Komitmen tersebut ditegaskan dalam rapat koordinasi lintas sektor yang digelar di Ruang Bersujud, Kantor Bupati Tanah Bumbu.
Bupati Tanah Bumbu Andi Rudi Latif melalui Asisten Pemerintahan dan Kesejahteraan Rakyat M. Putu Wisnu Wardhana menyampaikan bahwa pendidikan anak usia dini merupakan fondasi penting dalam membentuk generasi yang berkualitas.
“Wajib Belajar 1 Tahun Pendidikan Prasekolah merupakan investasi jangka panjang untuk menciptakan generasi yang sehat, cerdas, dan berdaya saing,” ujarnya.

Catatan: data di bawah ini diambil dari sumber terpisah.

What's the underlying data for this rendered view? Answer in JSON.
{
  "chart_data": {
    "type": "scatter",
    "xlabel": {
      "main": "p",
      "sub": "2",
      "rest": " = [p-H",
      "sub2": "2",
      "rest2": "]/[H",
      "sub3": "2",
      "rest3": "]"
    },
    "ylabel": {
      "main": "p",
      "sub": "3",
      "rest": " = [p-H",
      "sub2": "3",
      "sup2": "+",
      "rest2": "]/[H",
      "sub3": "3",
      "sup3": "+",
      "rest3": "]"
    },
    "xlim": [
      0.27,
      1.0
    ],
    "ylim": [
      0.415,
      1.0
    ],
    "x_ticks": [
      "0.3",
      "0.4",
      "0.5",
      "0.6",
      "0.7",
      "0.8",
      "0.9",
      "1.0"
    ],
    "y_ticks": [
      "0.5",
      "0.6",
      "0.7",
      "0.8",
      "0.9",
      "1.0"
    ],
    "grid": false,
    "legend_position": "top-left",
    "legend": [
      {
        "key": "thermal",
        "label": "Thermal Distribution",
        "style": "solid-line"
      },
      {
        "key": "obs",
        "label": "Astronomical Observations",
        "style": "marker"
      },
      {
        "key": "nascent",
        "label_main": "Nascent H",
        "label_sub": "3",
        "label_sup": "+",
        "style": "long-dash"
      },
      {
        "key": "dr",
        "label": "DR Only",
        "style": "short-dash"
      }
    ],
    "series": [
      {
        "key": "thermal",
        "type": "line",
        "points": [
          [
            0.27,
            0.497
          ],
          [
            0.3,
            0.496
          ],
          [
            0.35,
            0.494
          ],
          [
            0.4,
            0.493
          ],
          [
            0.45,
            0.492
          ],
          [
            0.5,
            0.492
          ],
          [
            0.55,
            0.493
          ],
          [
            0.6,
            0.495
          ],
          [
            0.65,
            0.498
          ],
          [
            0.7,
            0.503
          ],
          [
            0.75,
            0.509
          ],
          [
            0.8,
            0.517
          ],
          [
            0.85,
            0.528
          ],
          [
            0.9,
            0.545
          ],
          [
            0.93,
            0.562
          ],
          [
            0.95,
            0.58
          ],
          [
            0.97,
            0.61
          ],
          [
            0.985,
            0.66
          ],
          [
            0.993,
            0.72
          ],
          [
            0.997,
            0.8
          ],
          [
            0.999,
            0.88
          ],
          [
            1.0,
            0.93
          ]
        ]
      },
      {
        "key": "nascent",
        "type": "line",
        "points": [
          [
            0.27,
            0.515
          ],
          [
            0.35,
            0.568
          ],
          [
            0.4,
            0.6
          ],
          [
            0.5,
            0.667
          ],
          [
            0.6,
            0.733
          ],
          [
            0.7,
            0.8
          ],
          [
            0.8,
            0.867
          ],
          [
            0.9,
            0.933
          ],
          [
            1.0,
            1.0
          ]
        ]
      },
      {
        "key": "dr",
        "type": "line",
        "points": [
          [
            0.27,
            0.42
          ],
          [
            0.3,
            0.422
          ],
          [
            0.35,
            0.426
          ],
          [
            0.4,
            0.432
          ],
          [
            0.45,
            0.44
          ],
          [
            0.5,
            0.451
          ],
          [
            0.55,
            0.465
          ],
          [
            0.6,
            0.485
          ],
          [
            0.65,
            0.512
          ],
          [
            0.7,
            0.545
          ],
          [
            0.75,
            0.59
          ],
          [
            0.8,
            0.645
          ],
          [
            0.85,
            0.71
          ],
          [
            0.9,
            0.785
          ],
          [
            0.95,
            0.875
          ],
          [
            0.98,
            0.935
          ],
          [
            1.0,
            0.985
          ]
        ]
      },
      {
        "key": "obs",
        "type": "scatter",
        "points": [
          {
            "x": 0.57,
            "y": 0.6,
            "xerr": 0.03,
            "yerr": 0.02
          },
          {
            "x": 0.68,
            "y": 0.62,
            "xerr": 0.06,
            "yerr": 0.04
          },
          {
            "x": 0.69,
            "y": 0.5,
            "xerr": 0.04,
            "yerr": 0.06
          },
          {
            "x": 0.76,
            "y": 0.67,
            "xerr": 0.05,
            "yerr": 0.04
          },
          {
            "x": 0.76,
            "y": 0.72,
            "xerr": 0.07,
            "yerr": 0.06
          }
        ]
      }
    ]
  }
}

Ia menegaskan, keberhasilan program tersebut membutuhkan sinergi berbagai pihak, mulai dari pemerintah daerah, kecamatan, desa, satuan pendidikan, hingga masyarakat.
Kepala Dinas Pendidikan Tanah Bumbu, Amiludin, menjelaskan bahwa kebijakan ini merupakan bagian dari implementasi Wajib Belajar 13 Tahun yang mulai diterapkan secara nasional sejak 2025.
Menurutnya, pendidikan prasekolah menjadi fondasi awal dalam membentuk karakter dan kesiapan anak sebelum memasuki jenjang pendidikan dasar.
Pemerintah daerah, lanjutnya, terus mendorong perluasan akses PAUD, peningkatan kualitas tenaga pendidik, serta penguatan sarana dan prasarana pendidikan.
Rapat koordinasi ini juga menghadirkan narasumber dari Kementerian Pendidikan Dasar dan Menengah serta lembaga terkait di tingkat provinsi.
Melalui langkah ini, Pemkab Tanah Bumbu berharap implementasi program berjalan optimal dan mampu meningkatkan kualitas pendidikan sejak usia dini.